Viva Macau decries termination of its licence
Viva Macau said yesterday the Macau government's sudden termination of its air operations' contract was not only unprecedented but also against international regulatory standards.
But the budget airline said all it wanted now was its licence back - it hoped by Friday - meaning it would take no legal action for the time being.
Airline chief executive Reginald Macdonald said that international regulatory standards normally called only for suspension even in extreme situations. But in this case, the airline was not notified of the revocation until two hours after the official announcement.
A person familiar with the situation said the government had not yet set up a meeting with the airline's representatives.
Macau's Civil Aviation Authority cited 'cancellation of flights and refusal to provide support and information for passengers' as reasons for the immediate revocation, but Macdonald denied that. 'We co-operated fully with the Macau government crisis centre, providing passenger lists as requested,' he said.
Macdonald also cited authority figures showing that Viva Macau's flight cancellation rate in the second half of 2008 was just 4.6 per cent, compared with 5 per cent to 16 per cent for other Macau carriers.

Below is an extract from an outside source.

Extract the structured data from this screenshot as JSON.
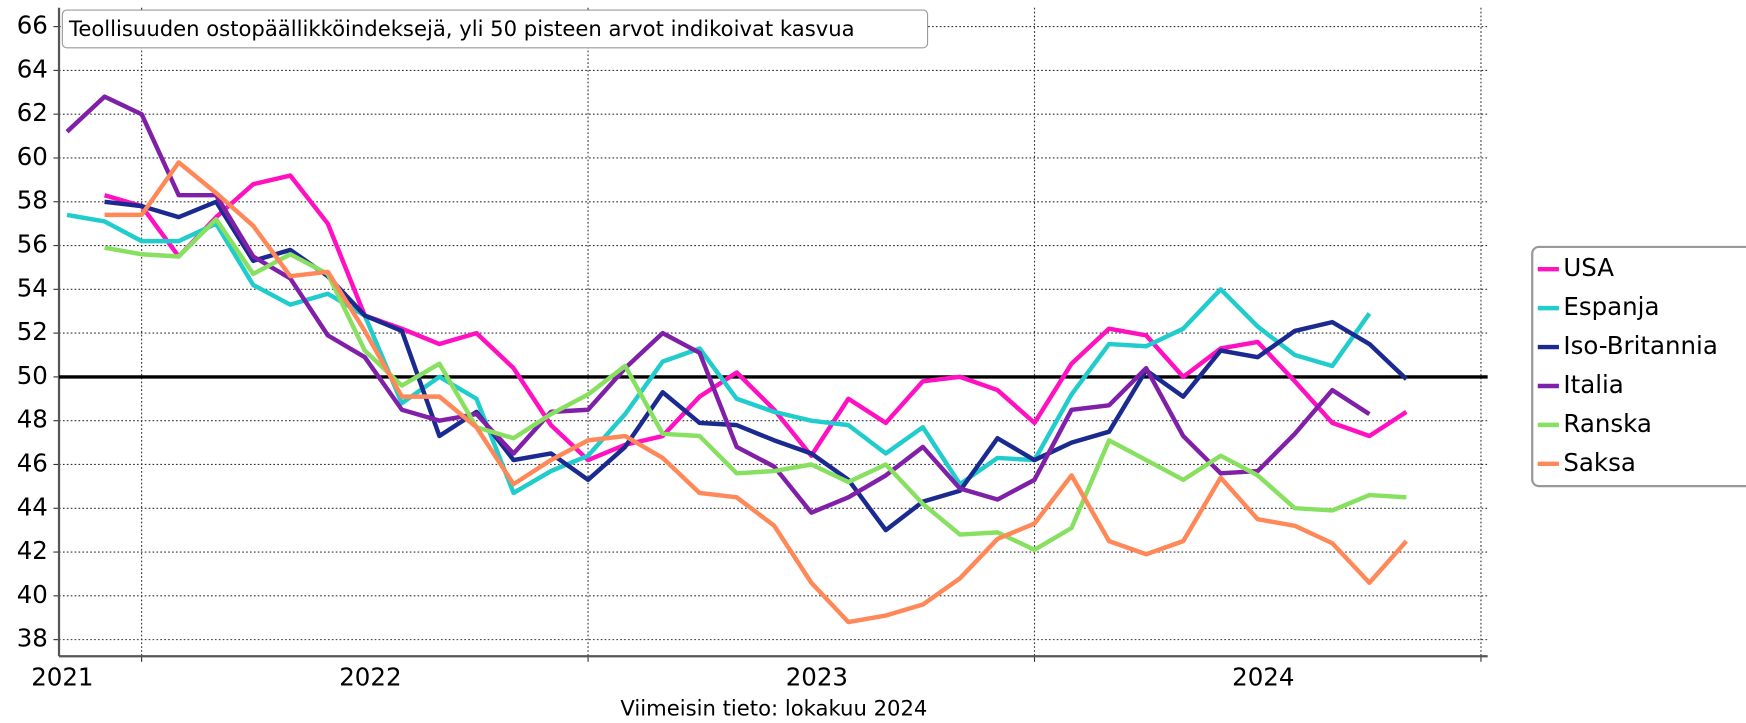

Viva Macau's flights were grounded last Friday after its oil supplier, Nam Kwong, refused to provide fuel unless it cleared a debt of US$1.7 million.
The airline agreed to settle the amount before the end of March and pre-paid US$135,000 for fuel costs for Saturday and Sunday, with a personal credit guarantee from the chairman, but the supplier still refused.
The government terminated the airline's contract the following day.
An industry source said the incident did not make sense as grounding during the Easter holiday would only affect its ability to repay.